Building Unbreakable Software @ Toronto AWS Meetup

We met at The Score‘s office, and Nate Smith talked about ways to structure AWS-hosted applications for availability and consistency.

Here are some points that stood out:

Your software will probably outlive the VM it lives in. Be ready to deploy to another server on short notice, or have redundant servers ready
Build systems that get stronger when they break, like human muscle. Read Antifragile
EC2 can have network outages between nodes. Do not trust the network more than you trust an instance
One bad outage example – on April 2 2011, parts of the AWS EBS service were down for 80 hours (despite this, Amazon is still better at sysadminning than you)
When thinking about CAP theorem and a network of database servers, assume the network will go down.
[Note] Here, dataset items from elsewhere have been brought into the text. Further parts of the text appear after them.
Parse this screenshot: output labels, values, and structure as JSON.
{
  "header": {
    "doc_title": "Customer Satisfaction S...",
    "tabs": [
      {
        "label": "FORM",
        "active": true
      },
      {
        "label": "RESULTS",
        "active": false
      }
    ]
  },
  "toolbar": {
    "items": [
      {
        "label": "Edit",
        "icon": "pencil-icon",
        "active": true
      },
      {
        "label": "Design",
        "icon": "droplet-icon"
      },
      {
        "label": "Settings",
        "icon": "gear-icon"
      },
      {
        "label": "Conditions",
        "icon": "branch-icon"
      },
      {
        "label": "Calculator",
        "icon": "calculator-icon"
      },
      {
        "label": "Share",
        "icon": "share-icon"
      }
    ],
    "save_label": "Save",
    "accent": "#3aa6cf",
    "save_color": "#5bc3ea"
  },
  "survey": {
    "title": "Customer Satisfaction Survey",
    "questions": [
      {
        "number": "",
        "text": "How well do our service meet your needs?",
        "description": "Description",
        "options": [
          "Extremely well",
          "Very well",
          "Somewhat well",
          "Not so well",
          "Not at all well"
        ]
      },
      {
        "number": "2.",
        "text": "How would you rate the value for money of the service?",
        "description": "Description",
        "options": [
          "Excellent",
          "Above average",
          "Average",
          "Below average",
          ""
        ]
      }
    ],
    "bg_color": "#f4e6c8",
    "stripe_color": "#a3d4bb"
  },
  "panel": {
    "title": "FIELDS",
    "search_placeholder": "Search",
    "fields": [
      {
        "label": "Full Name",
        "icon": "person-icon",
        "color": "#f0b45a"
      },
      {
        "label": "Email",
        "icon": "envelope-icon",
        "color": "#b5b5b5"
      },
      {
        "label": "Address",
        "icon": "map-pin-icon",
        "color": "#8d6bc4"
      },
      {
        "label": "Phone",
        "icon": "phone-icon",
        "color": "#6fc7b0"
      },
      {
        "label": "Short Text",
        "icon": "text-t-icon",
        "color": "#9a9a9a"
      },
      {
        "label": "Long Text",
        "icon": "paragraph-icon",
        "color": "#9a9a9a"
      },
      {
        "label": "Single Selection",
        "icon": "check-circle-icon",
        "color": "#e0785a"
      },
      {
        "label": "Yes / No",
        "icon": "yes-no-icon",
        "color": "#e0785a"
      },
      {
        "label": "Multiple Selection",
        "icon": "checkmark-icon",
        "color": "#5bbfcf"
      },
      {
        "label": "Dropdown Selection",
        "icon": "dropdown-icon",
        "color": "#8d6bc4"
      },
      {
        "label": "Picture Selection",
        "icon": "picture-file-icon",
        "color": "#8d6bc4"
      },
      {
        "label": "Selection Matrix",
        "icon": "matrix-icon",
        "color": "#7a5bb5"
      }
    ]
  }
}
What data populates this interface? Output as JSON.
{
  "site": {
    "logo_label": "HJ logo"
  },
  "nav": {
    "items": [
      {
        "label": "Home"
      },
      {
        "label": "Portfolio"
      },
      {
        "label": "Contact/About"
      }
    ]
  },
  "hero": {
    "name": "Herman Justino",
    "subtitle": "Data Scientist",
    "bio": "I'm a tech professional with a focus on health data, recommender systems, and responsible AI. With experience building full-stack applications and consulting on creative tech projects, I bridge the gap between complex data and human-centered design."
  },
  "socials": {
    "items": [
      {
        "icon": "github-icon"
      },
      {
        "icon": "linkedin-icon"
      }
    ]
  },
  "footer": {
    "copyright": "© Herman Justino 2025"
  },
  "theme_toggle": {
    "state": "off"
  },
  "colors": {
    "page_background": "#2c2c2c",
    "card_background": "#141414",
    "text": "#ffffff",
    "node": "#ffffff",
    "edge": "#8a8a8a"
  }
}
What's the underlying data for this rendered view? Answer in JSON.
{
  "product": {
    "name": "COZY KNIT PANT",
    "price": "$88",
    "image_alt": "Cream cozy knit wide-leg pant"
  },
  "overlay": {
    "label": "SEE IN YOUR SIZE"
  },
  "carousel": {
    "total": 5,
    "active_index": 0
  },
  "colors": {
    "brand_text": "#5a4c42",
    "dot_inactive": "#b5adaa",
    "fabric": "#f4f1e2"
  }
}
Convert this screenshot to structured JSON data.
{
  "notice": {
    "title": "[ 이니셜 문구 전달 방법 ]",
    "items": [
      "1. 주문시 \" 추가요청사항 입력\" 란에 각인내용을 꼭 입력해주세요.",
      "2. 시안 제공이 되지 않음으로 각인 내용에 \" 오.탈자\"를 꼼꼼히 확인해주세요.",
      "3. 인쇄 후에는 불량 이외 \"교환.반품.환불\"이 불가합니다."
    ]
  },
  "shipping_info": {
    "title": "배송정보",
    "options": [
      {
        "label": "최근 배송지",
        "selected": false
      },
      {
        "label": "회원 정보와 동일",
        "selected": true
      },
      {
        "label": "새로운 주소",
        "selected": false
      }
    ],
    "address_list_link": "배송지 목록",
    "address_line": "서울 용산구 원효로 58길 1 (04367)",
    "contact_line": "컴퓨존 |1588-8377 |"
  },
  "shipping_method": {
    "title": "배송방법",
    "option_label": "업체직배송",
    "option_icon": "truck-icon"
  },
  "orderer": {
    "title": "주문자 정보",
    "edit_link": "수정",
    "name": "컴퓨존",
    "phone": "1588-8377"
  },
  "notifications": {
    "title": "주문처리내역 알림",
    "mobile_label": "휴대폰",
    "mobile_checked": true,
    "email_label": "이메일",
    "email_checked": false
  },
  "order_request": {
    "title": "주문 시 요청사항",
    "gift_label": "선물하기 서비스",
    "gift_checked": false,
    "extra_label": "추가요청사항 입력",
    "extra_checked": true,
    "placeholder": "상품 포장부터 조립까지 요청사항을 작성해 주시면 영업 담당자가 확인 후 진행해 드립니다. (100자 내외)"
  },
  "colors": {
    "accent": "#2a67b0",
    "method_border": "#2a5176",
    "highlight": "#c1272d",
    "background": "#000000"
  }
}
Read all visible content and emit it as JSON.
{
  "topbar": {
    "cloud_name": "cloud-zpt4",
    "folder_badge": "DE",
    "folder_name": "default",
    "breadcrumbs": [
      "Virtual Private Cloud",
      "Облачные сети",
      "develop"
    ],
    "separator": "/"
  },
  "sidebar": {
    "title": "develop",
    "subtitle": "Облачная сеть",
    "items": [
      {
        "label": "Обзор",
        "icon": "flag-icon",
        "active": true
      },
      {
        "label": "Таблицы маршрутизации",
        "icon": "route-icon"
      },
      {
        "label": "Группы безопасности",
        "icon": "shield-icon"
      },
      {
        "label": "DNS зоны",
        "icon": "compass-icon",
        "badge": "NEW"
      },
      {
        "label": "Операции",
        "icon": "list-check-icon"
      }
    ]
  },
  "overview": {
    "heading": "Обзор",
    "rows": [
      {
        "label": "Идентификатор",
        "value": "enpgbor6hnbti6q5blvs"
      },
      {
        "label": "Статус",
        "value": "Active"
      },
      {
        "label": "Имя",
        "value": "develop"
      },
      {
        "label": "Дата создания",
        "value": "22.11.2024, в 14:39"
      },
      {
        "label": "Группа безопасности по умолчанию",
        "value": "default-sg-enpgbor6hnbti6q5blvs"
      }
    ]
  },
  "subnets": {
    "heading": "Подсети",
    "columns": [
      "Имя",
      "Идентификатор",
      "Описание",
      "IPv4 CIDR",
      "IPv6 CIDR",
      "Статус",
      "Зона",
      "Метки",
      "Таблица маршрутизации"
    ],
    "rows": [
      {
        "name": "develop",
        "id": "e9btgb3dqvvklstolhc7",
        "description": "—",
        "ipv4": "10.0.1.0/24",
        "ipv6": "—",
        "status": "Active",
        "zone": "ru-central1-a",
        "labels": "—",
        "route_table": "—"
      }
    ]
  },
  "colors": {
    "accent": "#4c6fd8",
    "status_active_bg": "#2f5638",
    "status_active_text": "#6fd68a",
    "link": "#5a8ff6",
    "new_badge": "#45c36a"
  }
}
That means the P (partition tolerance) is chosen as 1 of your 2 options, and you are choosing between C and A. Shopping Cart software usually picks Availability as the other option. How to deal with the resulting inconsistency is a business issue
Check out Jepsen, tests of different databases to see they react to network partitions.
Oversimplified CAP summary:
- Got 1 MySQL server? You have CP, because your data is consistent (it’s all in 1 place), but not available (1 server goes down = no availability)
- Got 1 read/write server and replicas to read from? You have AP because your data is available (some read replicas can down and you’ll be OK), but data isn’t consistent across all servers (due to replication lag, network partitions, or other issues)